Etta Josselyn Giffin
Quick Facts
Biography
Esther "Etta" Josselyn Giffin (July 31, 1863 –July 29, 1932), sometimes seen as Etta Josselyn Giffen, was an American librarian. She was the first director of the National Library for the Blind in Washington, D.C., and a delegate to several international conferences on libraries and services for blind people.
Early life and education
Giffin was born in Newark, Ohio, and raised in Ottawa, Kansas.
Career
Giffin was the first director of the National Library for the Blind in Washington, D.C. Beginning in 1897 with basic braille texts and a reading room at the Library of Congress, she built a large and diverse collection of materials and established an entertainment schedule, including public readings, game tables with adapted cards and boards, and musical concerts, including works and performances by blind musicians and composers. She raised funds, and hired blind braille copyists to transcribe audio materials. The reading room was closed in 1911, and the library was incorporated as an independent organization in 1912, with Giffin as its director.

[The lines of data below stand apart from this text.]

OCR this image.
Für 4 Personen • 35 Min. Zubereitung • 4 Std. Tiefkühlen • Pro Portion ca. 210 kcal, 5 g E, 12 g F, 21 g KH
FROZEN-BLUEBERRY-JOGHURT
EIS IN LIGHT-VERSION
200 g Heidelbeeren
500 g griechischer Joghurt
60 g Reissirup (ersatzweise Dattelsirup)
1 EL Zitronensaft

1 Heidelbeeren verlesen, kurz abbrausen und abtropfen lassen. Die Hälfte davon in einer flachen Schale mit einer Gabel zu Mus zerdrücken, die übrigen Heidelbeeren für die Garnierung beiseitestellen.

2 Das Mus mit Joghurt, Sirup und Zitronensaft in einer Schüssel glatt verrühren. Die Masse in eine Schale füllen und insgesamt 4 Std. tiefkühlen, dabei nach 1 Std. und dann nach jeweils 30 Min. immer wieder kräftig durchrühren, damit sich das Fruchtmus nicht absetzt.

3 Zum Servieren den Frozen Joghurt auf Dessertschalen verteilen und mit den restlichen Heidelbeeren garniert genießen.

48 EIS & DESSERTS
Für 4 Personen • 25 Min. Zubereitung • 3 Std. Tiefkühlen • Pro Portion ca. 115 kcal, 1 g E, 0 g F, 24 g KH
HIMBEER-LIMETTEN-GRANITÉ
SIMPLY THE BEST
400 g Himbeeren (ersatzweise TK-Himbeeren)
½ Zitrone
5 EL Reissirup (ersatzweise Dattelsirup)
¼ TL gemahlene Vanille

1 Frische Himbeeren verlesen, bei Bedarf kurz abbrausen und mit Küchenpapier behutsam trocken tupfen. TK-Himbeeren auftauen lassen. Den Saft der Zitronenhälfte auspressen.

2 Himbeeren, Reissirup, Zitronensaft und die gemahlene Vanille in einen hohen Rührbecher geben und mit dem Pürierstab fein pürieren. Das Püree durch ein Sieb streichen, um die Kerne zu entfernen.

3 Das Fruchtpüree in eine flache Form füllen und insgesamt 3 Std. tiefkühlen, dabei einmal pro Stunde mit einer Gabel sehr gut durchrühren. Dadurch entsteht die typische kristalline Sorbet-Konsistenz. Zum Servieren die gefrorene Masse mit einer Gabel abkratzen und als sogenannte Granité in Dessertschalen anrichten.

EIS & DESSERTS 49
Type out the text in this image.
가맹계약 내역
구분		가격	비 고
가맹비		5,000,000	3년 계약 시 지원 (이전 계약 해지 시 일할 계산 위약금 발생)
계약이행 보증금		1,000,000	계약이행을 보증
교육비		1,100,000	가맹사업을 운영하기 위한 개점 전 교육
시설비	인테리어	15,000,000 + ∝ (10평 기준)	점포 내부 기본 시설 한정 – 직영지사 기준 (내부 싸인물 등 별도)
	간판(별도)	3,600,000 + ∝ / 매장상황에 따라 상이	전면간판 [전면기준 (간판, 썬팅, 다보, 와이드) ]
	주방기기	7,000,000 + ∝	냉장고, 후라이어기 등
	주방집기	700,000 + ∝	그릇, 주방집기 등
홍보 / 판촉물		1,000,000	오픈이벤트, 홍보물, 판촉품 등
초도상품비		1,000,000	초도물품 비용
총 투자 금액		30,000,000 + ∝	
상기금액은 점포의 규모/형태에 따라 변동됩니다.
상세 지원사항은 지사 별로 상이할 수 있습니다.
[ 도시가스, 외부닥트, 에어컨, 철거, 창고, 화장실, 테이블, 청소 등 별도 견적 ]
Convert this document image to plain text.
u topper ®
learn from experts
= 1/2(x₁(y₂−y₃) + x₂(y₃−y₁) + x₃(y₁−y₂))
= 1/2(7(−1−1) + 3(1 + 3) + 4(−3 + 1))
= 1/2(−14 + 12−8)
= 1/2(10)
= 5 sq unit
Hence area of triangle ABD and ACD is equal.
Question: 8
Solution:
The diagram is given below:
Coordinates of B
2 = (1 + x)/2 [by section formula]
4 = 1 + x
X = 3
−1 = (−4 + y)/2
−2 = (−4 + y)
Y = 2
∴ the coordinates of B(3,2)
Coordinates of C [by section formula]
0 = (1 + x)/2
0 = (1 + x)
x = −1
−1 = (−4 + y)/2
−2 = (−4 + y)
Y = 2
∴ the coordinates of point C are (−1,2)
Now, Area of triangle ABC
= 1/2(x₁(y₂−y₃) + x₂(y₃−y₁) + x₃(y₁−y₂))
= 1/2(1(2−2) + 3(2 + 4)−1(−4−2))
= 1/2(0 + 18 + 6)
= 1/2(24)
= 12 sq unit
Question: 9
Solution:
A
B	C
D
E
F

Giffin gave a lecture about her work at the American Association of Workers for the Blind, held in Boston in 1907. She was a delegate to at least five International Conferences on the Blind, in Brussels (1902), Edinburgh (1905),Manchester (1908), Vienna (1910), Cairo (1911), and London (1914)."I am happy to state that practical aid for the blind is finding its way rapidly into all parts of the world," she told a newspaper in 1911 on her return from Cairo. During and after World War I, she arranged for recreational and rehabilitation materials to be provided to military hospitals for American soldiers blinded in battle.
Publications
- "Reading Room for the Blind, Library of Congress, Washington, D.C." (1907)
- "National Library for the Blind" (1925)
Personal life
Giffin died in 1932, two days before her 69th birthday. She was the subject of a posthumous biography, Etta Josselyn Giffin: Pioneer Librarian for the Blind (1959) by Victoria Faber Stevenson, with an introduction by Helen Keller.